Saturday, April 12, 2008

I have been fit


I have been fit for the universe, and fit and tried for my voice, and fit for my lovers, all.

I have been molded by the decadent wet breezes, by your decedent father (but not your decadent father), by the decayed and still decaying breath of the leaves in the topsoil.

I have been carved, carefully, intimately, by waters and aphids and knotted wooden fingers, in and out, so that I wax like pale dunes but feel as does solidifying tempered sap... how glorious does my skin feel! How marvelous it looks under flickering street lamps!

I am nature's best; for all of us, every one, has taken the push of the wind, the height of the tree, the beauty of the lower flowers, the low of thunder, and cocooned, all, into one beating, breathing being; we have in us the best of nature's ebbs, and leave her flows be to blossom and reach.

Do you doubt me? For I tell you, intently, that I know best; for every earthen whisper has been laid in us, and I have ravished them, temporally, every one.

I have been welcomed, been eyed, been Aye’d, and welcomed again, and encouraged to taste a platonic fruit with a more evocative juice… I have tasted it most, not all, but most, and confidently say the world tastes like we... you are the world, then, and I know it, and love you both as one.

And to you, friend, I whisper, close your eyes! Listen! And can you? The Mexican chicos on the corner have made music out of silver boxes, and add their pennies and tar-shoes to the sound, and do not whisper, but say louder, "Baila!" and while you feign deafness, your sit bones allude you and have discovered how to seduce your spine. In it, I say and see beauty, and dance with your consenting parts, and make it of the world.

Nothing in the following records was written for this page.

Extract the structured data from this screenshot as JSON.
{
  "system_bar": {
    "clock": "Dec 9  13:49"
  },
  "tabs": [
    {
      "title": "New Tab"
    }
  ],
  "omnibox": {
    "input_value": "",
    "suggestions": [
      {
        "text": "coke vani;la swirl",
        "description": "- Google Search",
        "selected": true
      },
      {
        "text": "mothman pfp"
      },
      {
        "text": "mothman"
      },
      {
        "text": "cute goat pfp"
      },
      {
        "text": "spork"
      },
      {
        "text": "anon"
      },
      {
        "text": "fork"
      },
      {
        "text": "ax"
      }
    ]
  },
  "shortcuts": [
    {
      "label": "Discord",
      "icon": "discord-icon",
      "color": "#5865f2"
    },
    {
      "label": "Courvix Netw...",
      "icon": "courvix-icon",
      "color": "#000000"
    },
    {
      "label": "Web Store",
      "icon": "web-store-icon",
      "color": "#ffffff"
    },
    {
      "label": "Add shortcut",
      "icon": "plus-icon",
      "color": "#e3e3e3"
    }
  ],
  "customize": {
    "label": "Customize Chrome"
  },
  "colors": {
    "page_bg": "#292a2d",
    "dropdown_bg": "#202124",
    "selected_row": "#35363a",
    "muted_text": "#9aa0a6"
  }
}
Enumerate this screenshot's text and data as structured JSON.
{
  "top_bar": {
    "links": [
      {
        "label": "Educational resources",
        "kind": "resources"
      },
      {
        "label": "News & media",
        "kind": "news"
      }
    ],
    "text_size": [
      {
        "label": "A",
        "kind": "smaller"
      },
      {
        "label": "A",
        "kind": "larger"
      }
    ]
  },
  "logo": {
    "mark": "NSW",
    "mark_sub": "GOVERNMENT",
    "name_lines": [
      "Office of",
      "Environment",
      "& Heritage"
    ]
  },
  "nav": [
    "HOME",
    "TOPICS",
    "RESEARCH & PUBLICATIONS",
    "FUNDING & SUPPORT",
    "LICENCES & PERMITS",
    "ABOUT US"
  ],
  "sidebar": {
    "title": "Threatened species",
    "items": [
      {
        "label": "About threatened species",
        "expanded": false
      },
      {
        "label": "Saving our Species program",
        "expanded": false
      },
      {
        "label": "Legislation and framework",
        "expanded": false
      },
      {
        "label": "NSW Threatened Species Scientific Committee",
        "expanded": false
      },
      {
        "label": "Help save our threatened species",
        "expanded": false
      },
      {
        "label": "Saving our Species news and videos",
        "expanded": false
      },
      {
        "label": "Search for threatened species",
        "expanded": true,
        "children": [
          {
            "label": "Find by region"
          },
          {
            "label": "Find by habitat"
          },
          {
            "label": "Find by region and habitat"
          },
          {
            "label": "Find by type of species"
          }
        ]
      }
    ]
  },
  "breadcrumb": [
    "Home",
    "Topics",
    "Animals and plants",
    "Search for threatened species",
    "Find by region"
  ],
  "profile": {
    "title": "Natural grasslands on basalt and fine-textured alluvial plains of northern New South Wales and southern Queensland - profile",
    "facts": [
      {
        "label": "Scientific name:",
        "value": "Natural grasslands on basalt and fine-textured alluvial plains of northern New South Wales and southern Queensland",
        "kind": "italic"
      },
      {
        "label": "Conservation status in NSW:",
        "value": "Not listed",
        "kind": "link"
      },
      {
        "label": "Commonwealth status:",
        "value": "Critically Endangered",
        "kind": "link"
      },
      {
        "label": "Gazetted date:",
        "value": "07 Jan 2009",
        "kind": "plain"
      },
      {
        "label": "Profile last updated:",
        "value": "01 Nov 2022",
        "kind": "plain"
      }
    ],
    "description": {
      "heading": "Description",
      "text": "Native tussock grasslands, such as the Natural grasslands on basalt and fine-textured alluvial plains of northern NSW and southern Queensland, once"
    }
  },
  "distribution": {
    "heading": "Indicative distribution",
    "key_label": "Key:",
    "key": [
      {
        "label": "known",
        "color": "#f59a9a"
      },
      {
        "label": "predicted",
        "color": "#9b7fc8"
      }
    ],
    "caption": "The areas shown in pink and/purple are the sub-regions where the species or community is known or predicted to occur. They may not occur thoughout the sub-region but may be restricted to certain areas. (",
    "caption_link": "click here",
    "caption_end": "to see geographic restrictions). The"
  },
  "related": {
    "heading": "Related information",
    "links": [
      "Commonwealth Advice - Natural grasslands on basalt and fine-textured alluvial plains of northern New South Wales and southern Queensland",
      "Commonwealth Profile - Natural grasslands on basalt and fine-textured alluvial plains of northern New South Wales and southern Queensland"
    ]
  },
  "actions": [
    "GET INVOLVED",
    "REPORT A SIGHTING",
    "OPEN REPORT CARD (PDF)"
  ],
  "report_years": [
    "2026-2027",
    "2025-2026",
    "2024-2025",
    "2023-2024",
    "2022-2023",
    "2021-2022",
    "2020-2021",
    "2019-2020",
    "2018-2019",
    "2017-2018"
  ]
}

And of spines? Who among us does not wish to be a savior? I ask you, for I saw you slice the spines from your books last summer, all of them. Each one you pulled, pulled as though it were an Olympian column made entirely of orange peel, and deigned to set the pages free, as your auds, like minted honey under your warm tongue, sssaid to me that the words of your world needed a flamenco, too. How you cried when they did not move! When they did not dance with you! While you slept, I then pulled out the sheets and spread them about your floor, so that your sleep might calm knowing the pages could breathe, as you intended. Your minted honey tongue was reward enough for me, and for the floor pages.

World! Reveal more, so that I may revel more! I have been temporaried by things not of you, my world! If I say I have not seen, nor heard, nor felt all your splendor, then, to you, I say that that it is only because you have yet to churn the soil round and pull up from your underbelly what more is to be seen, or heard, or felt.


I am the oldest atheist. Who could wish for more than what this world has set out on their back porch? Who could want deeper truth than what the steaming tree branches spell out against the anesthetized night sky? Who could ask what we are of who has seen a mother give birth, or a single blade of grass surface, gasping, among its sisters?

Which of us is not afraid to die? And which of us, who spent each day only watching the months run after one another with shoes untied and flies unzipped (only to return more boastful than ever, hand in hand with one another in their turn), would dare fear what we see? No, rather, we would laugh, and heartily, too! For what, if anything, is not beautiful that this world has given us? If death comes to all, then surely, the world has ordained it, and if my voluptuous mother creator has said so, then I will take off my shoes, unzip my pants, and chase death with the younger months struggling to keep up, and will surely return from it in the third cycle, breathless, ready for one more race.

The world is not my bed… though, in truth, I see everywhere places and cause to lie… and lie, I do... with you, for you are my mind's changeling... and though I have not seen you before, the flint in my teeth will not spark with surprise upon your arrival, for I have known this face, known this roughness, known the softness of your bottom lip and the resolute firmness of the top, and have willed you into being and will will you into my world bed.... and say, luminously, that these notches read more fittingly on a full sycamore post than a whittled balsam stick...
The ebb and flow of your lungs have taught your hips as much. To bear hips, with bare hips, and then over points of contention, contentedly, and up, and up, to lips of leaves, reaching over and up to mark one more notch, I say, world, Brava! You've done us well.

Have I oversweetened existence? Oh. Well, then, so I've done. Nothing left to do but throw more existence into the pot, to balance it all out, I s'pose. I leave that to you. I still have to shower and meet up with the kids down the block.